Batman #20 came out last week, finishing the two part back-up story featuring Superman and Batman.
Writer James Tynion IV and artist Alex Maleev grabbed me with the first part, showcasing how deep Superman and Batman's friendship is as they battle a demon.
It is one of the conundrums of the New 52. The 'age of heroes' started 5 or 6 years ago. A lot has happened in between those initial adventures and now. As readers, we have no idea just what sort of friend Superman and Batman are. My sense of it is based on older universes and prior relationships. They certainly haven't seemed like chums in their interaction in Justice League.
So in these brief pages, I was impressed with how Tynion is able to convey how close these two are. And I like a DCU where Superman and Batman are allies and friends.
As I said last month, Alex Maleev is the perfect artist for this story with its insane demonic presence and the grimy, slimy pit it lives in. His stuff shines here.
Last month we saw a soul-sucking Will O' The Wisp, squatting in a Gotham apartment, laying waste to any who entered. We also met the ghost of the young girl who helped summon this thing. With her ghost safe in a magic circle drawn on the floor, the Wisp is bound to apartment. And with each soul it drinks, it gets stronger.
I like how Batman seems to be watching this fight like a boxing match and warning Superman not to get killed. You would think Batman would join in somehow! It turns out he decides that information will be more powerful than batarangs and so he talks to the girl.
I do find Tynion's take on Superman and magic interesting. It seems to be like Kryptonite, weakening him just by being nearby. I wonder if this idea will carry forward.
As I said above, the real juice for me in this story wasn't this magic battle but in the exploration of the heroes' friendship. As Batman tries to get information from the ghost, he talks about how great a friend and a man Superman is. Superman is here because he cares about Batman. And Batman counts him among his closest friends. Nice.
It also shows the perseverance of Superman as he continues to fight even as he is dying.
I just this whole part of the story, showcasing all this is great about Superman, showing Batman's deductive skills, telling us about their friendship, it all worked very well.
The girl tells Batman where the summoning spell is so Batman can form some counter-spell. There is some excellent Uber-Bat moments here, like him lighting the candles for the spell with a flaming batarang and his knowing enough Gallic language to say the spell (even if he needs to confirm the Gallic word for expel with Superman).
Only Batman would know Gallic ... just in case.

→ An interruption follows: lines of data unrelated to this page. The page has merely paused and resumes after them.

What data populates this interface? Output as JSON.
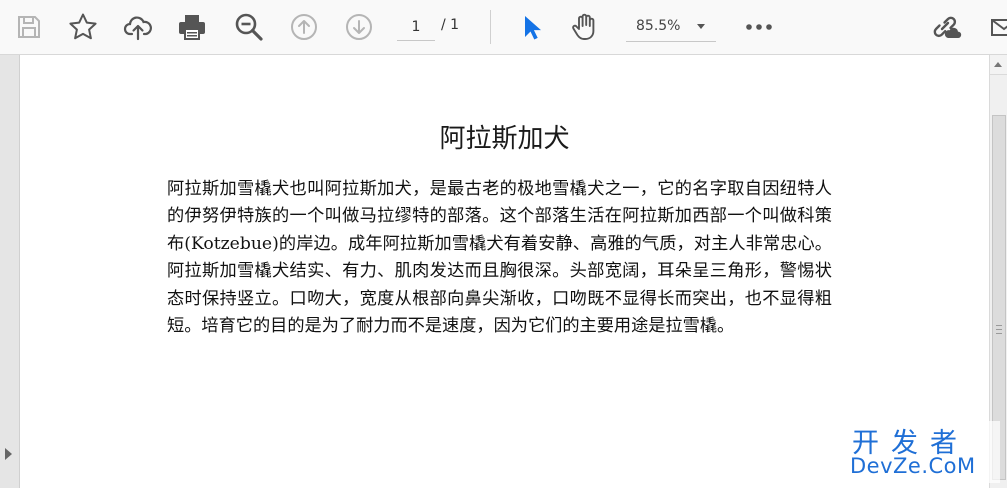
{
  "toolbar": {
    "icons": [
      "save-icon",
      "star-icon",
      "cloud-upload-icon",
      "print-icon",
      "zoom-out-icon",
      "prev-page-icon",
      "next-page-icon",
      "select-cursor-icon",
      "hand-tool-icon",
      "more-icon",
      "share-link-icon",
      "email-icon"
    ],
    "page_current": "1",
    "page_total": "/ 1",
    "zoom": "85.5%",
    "accent_color": "#1473e6"
  },
  "document": {
    "title": "阿拉斯加犬",
    "body": "阿拉斯加雪橇犬也叫阿拉斯加犬，是最古老的极地雪橇犬之一，它的名字取自因纽特人的伊努伊特族的一个叫做马拉缪特的部落。这个部落生活在阿拉斯加西部一个叫做科策布(Kotzebue)的岸边。成年阿拉斯加雪橇犬有着安静、高雅的气质，对主人非常忠心。阿拉斯加雪橇犬结实、有力、肌肉发达而且胸很深。头部宽阔，耳朵呈三角形，警惕状态时保持竖立。口吻大，宽度从根部向鼻尖渐收，口吻既不显得长而突出，也不显得粗短。培育它的目的是为了耐力而不是速度，因为它们的主要用途是拉雪橇。"
  },
  "watermark": {
    "line1": "开发者",
    "line2": "DevZe.CoM",
    "color": "#1f6fd6"
  }
}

The spell cast, the Wisp disappears. And with the Wisp gone, the girl's hold on this world, even in ghostly form, also wanes. She fades away.
But not before she tells Superman to take care of Batman. She even calls Batman 'sweet'.

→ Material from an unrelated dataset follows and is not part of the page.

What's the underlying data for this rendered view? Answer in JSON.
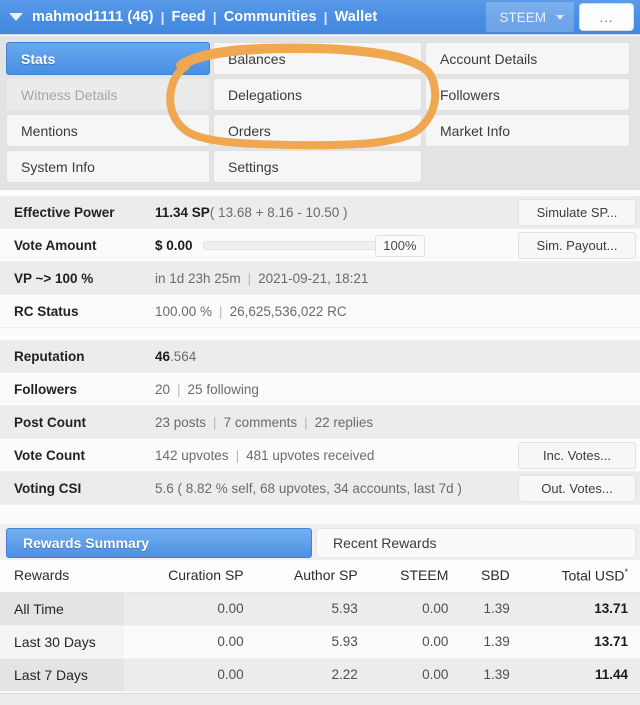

It is true that Batman's dialogue with her was more emotional than I am used to seeing him. But it fits with the context of the story and Damien's death.
And that sort of softening of Batman continues. With the threat gone, Batman lowers his defenses a little. He thanks Superman for coming to check in; he recognizes what Superman was doing and appreciates it. It again shows just how deep the friendship is here, but in a subtle way. And that 'showing' rather than 'telling' is always the sign of a superior story.
This was a great story all the way around - writing and art, a perfect mesh.
With Batman/Superman around the corner, I look forward to more stories of the original World's Finest.